Fifty-two years after Dolores Huerta negotiated the United Farm Workers union’s first successful collective bargaining agreement, Teresa Romero will become the first woman to serve as its president.
Romero, 60, will take over the job when the current president, Arturo Rodríguez, steps down in December. She becomes only the third person to hold the job. Before Rodríguez, the late civil rights leader César Chávez served as the UFW president.
“Sometimes I still pinch myself,” Romero said Tuesday in a phone call with NBC News. “This is what César (Chávez) used to call ‘la causa.’ It’s not 8-5 work. You give your heart and life to it.”

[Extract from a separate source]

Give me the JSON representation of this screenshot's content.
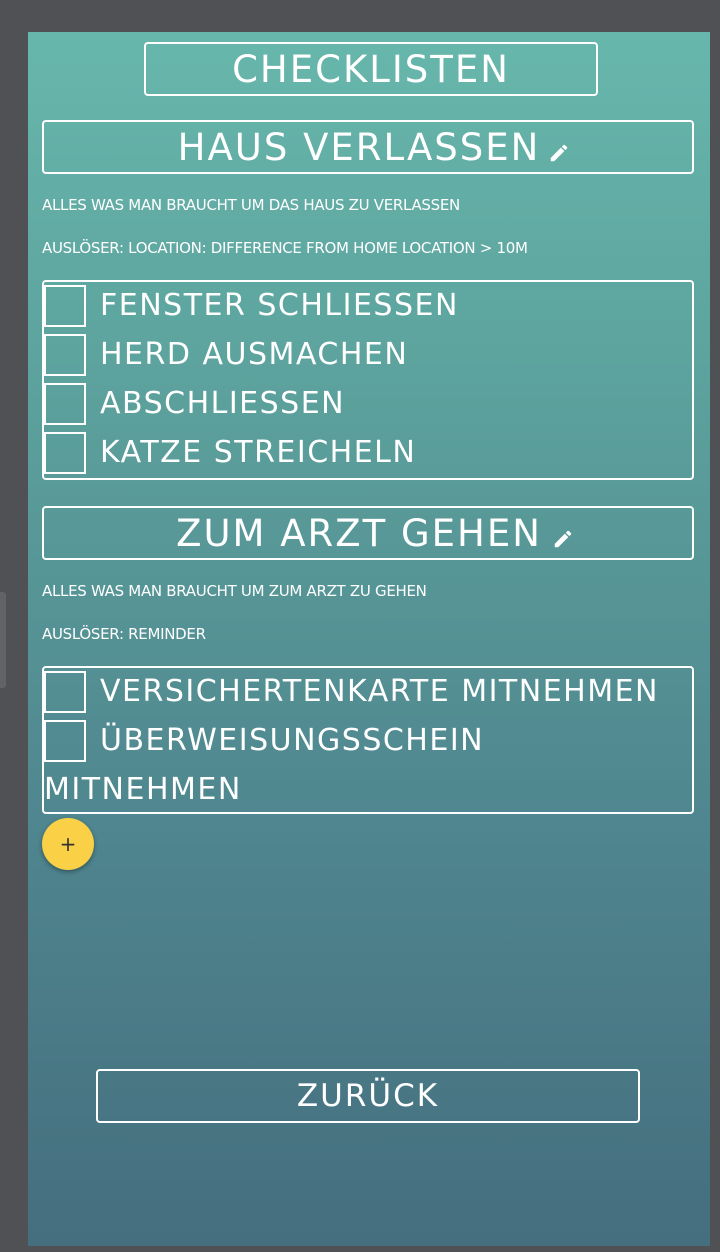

Originally from Mexico, Romero came to the U.S. on a temporary visa and stayed. The 1986 immigration bill signed by President Ronald Reagan allowed her to become a legal resident and eventually a U.S. citizen.
Romero said she takes over the UFW with the union in a position of strength, even though membership in unions has been on the decline.
The union won protections from heat illness for all farmworkers in California. They now have the right to clean and cold water, to take breaks and to take them in shade. It also has been able to secure overtime for farmworkers in the state. It is working to secure those rights for farmworkers nationally.
The union has been able to win pesticide protections for farmworkers nationally, she said.